Irish troubles: Delaney apologises for singing Republican song

John Delaney

November 26 – Football Association of Ireland chief executive John Delaney (pictured) has apologised after a video of him singing an Irish Republican song in a Dublin bar was broadcast on Youtube. Delaney was part of a group singing a song about Northern Irish man Joe McDonnell who was one of the IRA hunger strikers who died in 1981.

The song was sung after the Republic of Ireland’s 4-1 win over the USA. The video was taken on a camera phone without Delaney’s knowledge.

“If the song offends anyone of course I’m sorry,” Delaney told Irish broadcaster RTE.

“When you sing a song like that, you don’t believe in every word that is in the song.”

“I’m not someone who supports violence at all. In fact over a large number of years I have been working closely with cross-border initiatives in football to break down barriers.

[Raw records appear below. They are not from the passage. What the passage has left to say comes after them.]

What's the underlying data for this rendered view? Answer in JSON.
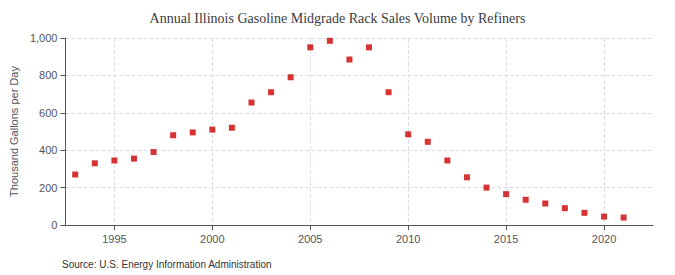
{
  "chart_data": {
    "type": "scatter",
    "title": "Annual Illinois Gasoline Midgrade Rack Sales Volume by Refiners",
    "ylabel": "Thousand Gallons per Day",
    "source": "Source: U.S. Energy Information Administration",
    "x": [
      1993,
      1994,
      1995,
      1996,
      1997,
      1998,
      1999,
      2000,
      2001,
      2002,
      2003,
      2004,
      2005,
      2006,
      2007,
      2008,
      2009,
      2010,
      2011,
      2012,
      2013,
      2014,
      2015,
      2016,
      2017,
      2018,
      2019,
      2020,
      2021
    ],
    "values": [
      270,
      330,
      345,
      355,
      390,
      480,
      495,
      510,
      520,
      655,
      710,
      790,
      950,
      985,
      885,
      950,
      710,
      485,
      445,
      345,
      255,
      200,
      165,
      135,
      115,
      90,
      65,
      45,
      40
    ],
    "color": "#cc0000",
    "marker": "square",
    "xlim": [
      1992.5,
      2022.5
    ],
    "xticks": [
      1995,
      2000,
      2005,
      2010,
      2015,
      2020
    ],
    "ylim": [
      0,
      1000
    ],
    "yticks": [
      0,
      200,
      400,
      600,
      800,
      {
        "value": 1000,
        "label": "1,000"
      }
    ],
    "grid": true
  }
}
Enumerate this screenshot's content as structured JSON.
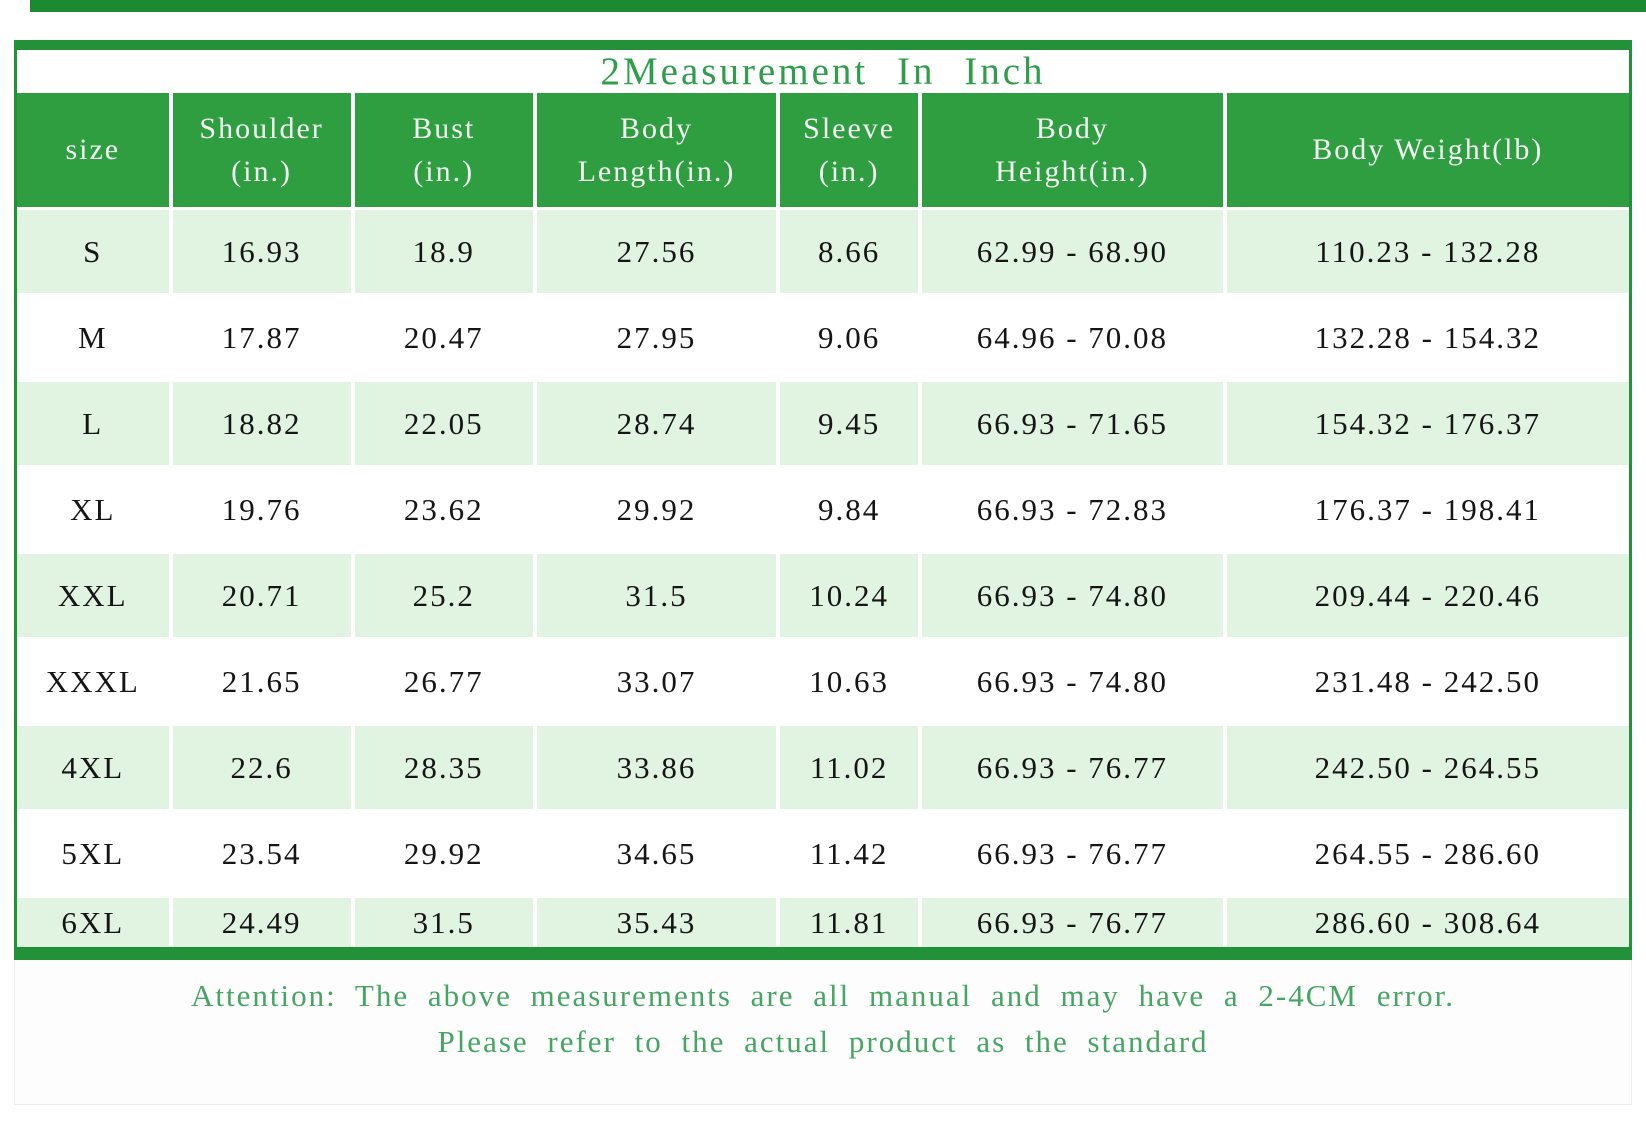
{
  "title": "2Measurement In Inch",
  "table": {
    "columns": [
      "size",
      "Shoulder\n(in.)",
      "Bust\n(in.)",
      "Body\nLength(in.)",
      "Sleeve\n(in.)",
      "Body\nHeight(in.)",
      "Body Weight(lb)"
    ],
    "rows": [
      {
        "size": "S",
        "values": [
          "16.93",
          "18.9",
          "27.56",
          "8.66",
          "62.99 - 68.90",
          "110.23 - 132.28"
        ]
      },
      {
        "size": "M",
        "values": [
          "17.87",
          "20.47",
          "27.95",
          "9.06",
          "64.96 - 70.08",
          "132.28 - 154.32"
        ]
      },
      {
        "size": "L",
        "values": [
          "18.82",
          "22.05",
          "28.74",
          "9.45",
          "66.93 - 71.65",
          "154.32 - 176.37"
        ]
      },
      {
        "size": "XL",
        "values": [
          "19.76",
          "23.62",
          "29.92",
          "9.84",
          "66.93 - 72.83",
          "176.37 - 198.41"
        ]
      },
      {
        "size": "XXL",
        "values": [
          "20.71",
          "25.2",
          "31.5",
          "10.24",
          "66.93 - 74.80",
          "209.44 - 220.46"
        ]
      },
      {
        "size": "XXXL",
        "values": [
          "21.65",
          "26.77",
          "33.07",
          "10.63",
          "66.93 - 74.80",
          "231.48 - 242.50"
        ]
      },
      {
        "size": "4XL",
        "values": [
          "22.6",
          "28.35",
          "33.86",
          "11.02",
          "66.93 - 76.77",
          "242.50 - 264.55"
        ]
      },
      {
        "size": "5XL",
        "values": [
          "23.54",
          "29.92",
          "34.65",
          "11.42",
          "66.93 - 76.77",
          "264.55 - 286.60"
        ]
      },
      {
        "size": "6XL",
        "values": [
          "24.49",
          "31.5",
          "35.43",
          "11.81",
          "66.93 - 76.77",
          "286.60 - 308.64"
        ]
      }
    ]
  },
  "footer": {
    "line1": "Attention: The above measurements are all manual and may have a 2-4CM error.",
    "line2": "Please refer to the actual product as the standard"
  },
  "colors": {
    "header_green": "#2f9e41",
    "border_green": "#23913a",
    "top_bar_green": "#1b8a31",
    "row_light_green": "#e1f3e1",
    "title_green": "#2e9e4b",
    "note_green": "#46a563",
    "header_text": "#f4fbf4",
    "data_text": "#151515"
  }
}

“I’m not a violent person. My grandfather fought in the Civil War and he also fought in the War of Independence. I have always said I have a nationalist background.”

The same night that Delaney was caught crooning an IRA sympathisers’ song, a group of English fans were criticised for anti-IRA chants directed at Scottish fans at a friendly match in Glasgow.

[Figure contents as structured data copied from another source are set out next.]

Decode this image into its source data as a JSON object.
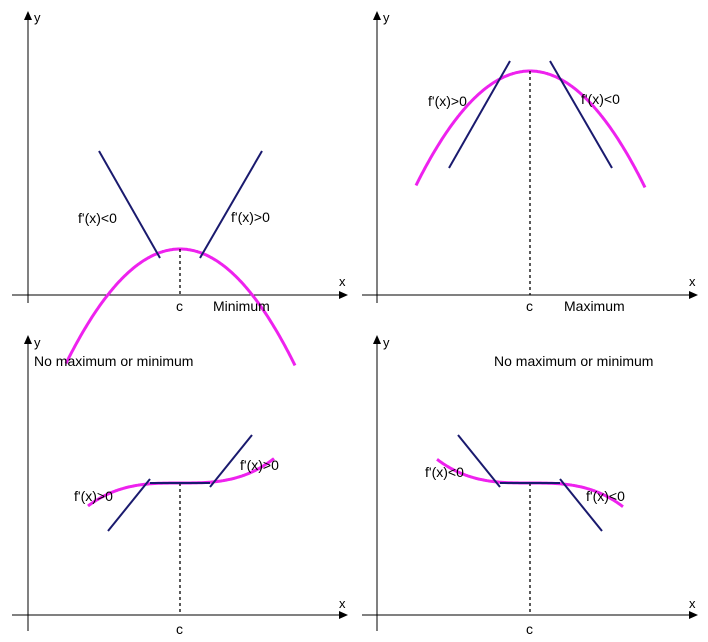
{
  "colors": {
    "background": "#ffffff",
    "curve": "#ee22ee",
    "tangent": "#1a1a6e",
    "axis": "#000000"
  },
  "panels": [
    {
      "id": "minimum",
      "y_label": "y",
      "x_label": "x",
      "c_label": "c",
      "title": "Minimum",
      "tangent_labels": [
        "f'(x)<0",
        "f'(x)>0"
      ]
    },
    {
      "id": "maximum",
      "y_label": "y",
      "x_label": "x",
      "c_label": "c",
      "title": "Maximum",
      "tangent_labels": [
        "f'(x)>0",
        "f'(x)<0"
      ]
    },
    {
      "id": "inflection-increasing",
      "y_label": "y",
      "x_label": "x",
      "c_label": "c",
      "title": "No maximum or minimum",
      "tangent_labels": [
        "f'(x)>0",
        "f'(x)>0"
      ]
    },
    {
      "id": "inflection-decreasing",
      "y_label": "y",
      "x_label": "x",
      "c_label": "c",
      "title": "No maximum or minimum",
      "tangent_labels": [
        "f'(x)<0",
        "f'(x)<0"
      ]
    }
  ]
}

The Republic of Ireland will host England in a friendly at the Aviva stadium in Dublin in June 2015. The last time England played Ireland in Ireland, in 1995, the match was abandoned as English fans tore out seats in the old Lansdowne Road stadium and hurled them on to the pitch.

England played a friendly against Ireland at Wembley last year in front of an 80,000 crowd. The match passed off without major crowd trouble.